Dünya’da yaklaşık 8 milyar insan var. Bu insanların hepsinin hayatta farklı görevleri, sorumlulukları ve amaçları var. Herkesin hayallerinde kendi kişiliğine uygun bir meslek, herkesin yapmak istediği bir iş var. Kimi insanlar doktor olmak isterken kimisi avukat, kimisi öğretmen olmak istiyor.
Her ne kadar herkesin hayalinde bir meslek olsa da işler her zaman istediğimiz gibi gitmiyor ve hayat adı verilen yol üzerinde karşımıza bazı engeller çıkabiliyor. Sadece birkaç saat içinde tüm yaşam stilimiz değişebiliyor ve kendimizi hiç beklemediğimiz ve belki de hiç istemediğimiz bir pozisyonda bulabiliyoruz. Bu engeller sonucunda istediğimiz bir hayata kavuşamayınca belki kısa, belki de uzun sürecek olan bir sürece giriyoruz. Bu süreç içinde de istemediğimiz bir şekilde, mutsuz ve huzursuz yaşıyoruz. Bu zaman diliminde bazı insanlar istedikleri hayattan vazgeçiyor ve elinde olan ile idare ediyor, bazı insanlar da hayallerinde olan hayattan vazgeçmiyorlar ve ona ulaşmak için çabalıyorlar. Çabalayanların bir kısmı istediklerini başarıp hayallerini gerçekleştiriyor, diğer bir kısmı da ikinci kez engeller karşısında hayallerine ulaşamıyor ve tekrar deniyor ya da en başta yapmış olabileceği gibi pes ediyor.
Tüm insanların yaşadığı hayata göre davranış biçimleri farklı olabiliyor. Hayalindeki hayata kavuşmayı başaranlar mutlu bir şekilde yaşayıp yaptıklarından, yaşadıklarından zevk alırken başaramayanlar sıkılmış bir şekilde yaşayıp, yaptıklarını zorla yapıp, yaşadıklarından zevk almıyorlar. Hayalini yaşamayan insanların sıkılmış olması onların yaptıkları işleri istemeden yapmasına, işe saygı duymamasına ve özen göstermemesine yol açıyor. Oysaki bu durum çok yanlış…

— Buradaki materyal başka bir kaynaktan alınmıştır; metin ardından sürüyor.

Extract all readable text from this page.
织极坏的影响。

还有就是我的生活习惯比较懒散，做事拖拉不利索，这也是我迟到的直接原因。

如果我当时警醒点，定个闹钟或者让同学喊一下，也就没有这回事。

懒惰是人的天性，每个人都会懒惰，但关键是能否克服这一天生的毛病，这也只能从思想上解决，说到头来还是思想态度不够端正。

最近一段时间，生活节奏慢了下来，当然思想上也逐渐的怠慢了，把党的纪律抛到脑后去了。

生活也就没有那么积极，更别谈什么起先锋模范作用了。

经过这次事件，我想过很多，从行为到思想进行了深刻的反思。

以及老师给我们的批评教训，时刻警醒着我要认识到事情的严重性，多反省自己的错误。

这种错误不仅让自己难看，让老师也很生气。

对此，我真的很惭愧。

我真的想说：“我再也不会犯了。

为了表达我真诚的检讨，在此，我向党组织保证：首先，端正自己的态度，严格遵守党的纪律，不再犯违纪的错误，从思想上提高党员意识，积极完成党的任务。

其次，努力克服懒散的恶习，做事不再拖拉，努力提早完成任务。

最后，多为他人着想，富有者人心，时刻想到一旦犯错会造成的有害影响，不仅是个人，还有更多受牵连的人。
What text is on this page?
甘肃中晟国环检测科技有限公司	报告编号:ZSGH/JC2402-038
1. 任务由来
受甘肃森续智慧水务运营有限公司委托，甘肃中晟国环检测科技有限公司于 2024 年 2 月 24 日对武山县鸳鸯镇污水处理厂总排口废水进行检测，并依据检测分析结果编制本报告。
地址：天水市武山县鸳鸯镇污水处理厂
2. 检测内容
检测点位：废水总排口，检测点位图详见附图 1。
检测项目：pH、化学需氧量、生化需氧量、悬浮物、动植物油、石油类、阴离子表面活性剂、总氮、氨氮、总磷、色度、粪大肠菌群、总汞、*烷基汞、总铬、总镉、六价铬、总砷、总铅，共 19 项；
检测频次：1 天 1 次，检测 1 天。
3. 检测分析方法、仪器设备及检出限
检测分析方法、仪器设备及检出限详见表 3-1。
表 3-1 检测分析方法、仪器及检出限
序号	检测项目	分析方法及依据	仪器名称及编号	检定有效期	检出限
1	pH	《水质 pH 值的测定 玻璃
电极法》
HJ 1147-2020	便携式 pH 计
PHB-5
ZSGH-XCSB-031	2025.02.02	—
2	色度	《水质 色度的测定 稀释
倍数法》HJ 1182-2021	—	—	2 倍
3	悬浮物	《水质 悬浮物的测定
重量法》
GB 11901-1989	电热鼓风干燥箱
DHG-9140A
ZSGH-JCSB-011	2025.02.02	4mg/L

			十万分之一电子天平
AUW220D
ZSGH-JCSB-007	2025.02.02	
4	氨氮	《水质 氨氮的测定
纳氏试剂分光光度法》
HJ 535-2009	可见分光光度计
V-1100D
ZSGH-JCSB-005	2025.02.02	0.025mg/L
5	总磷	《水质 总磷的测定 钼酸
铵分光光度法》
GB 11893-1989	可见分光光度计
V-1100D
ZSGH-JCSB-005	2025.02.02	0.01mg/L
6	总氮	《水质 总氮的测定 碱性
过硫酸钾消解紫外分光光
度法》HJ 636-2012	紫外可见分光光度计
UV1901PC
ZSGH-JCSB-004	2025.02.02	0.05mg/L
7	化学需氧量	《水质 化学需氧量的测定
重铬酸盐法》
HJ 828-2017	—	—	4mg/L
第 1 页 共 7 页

Hayatta her zaman istediğimiz şeyler olmayabilir, her zaman biz mutlu olmayabiliriz, istediğimiz bir şey yerine istemediğimiz bir şey yapmak zorunda kalabiliriz. Önemli olan ne olursa olsun bizim yapmak istediğimiz veya yapmak zorunda olduğumuz işi özenle yapmamızdır. Yaptığımız iş bize önemli gelmese bile her zaman önemlidir çünkü o işin yapılmasına ihtiyaç vardır. Mademki bizim yaptığımız iş birisi tarafından yapılmak zorunda o kişi neden biz olmayalım ki?
Yaptığımız iş mesleğimiz de olabilir. Biz doktor olmak istiyor olabiliriz ama hayatın önümüze çıkardığı engeller ve bizim verdiğimiz kararlar bizim bir öğretmen ya da bir çöpçü ya da bir avukat olmamıza neden olmuş olabilir. Her ne koşulda olursak olalım, her ne mesleği yaparsak yapalım düzgün yapmamız lazım. Hayatımız boyunca yaptığımız her şeyi düzgün, özenle, saygı duyarak, isteyerek ve severek yapmalıyız. Zaten biz bu gerekleri yerine getirince işimizi düzgün yapmış oluruz. Herkesin hatırlaması gereken tek şey işlerinin önemli olduğu ve onların işlerini iyi, düzgün yapması gerektiğidir.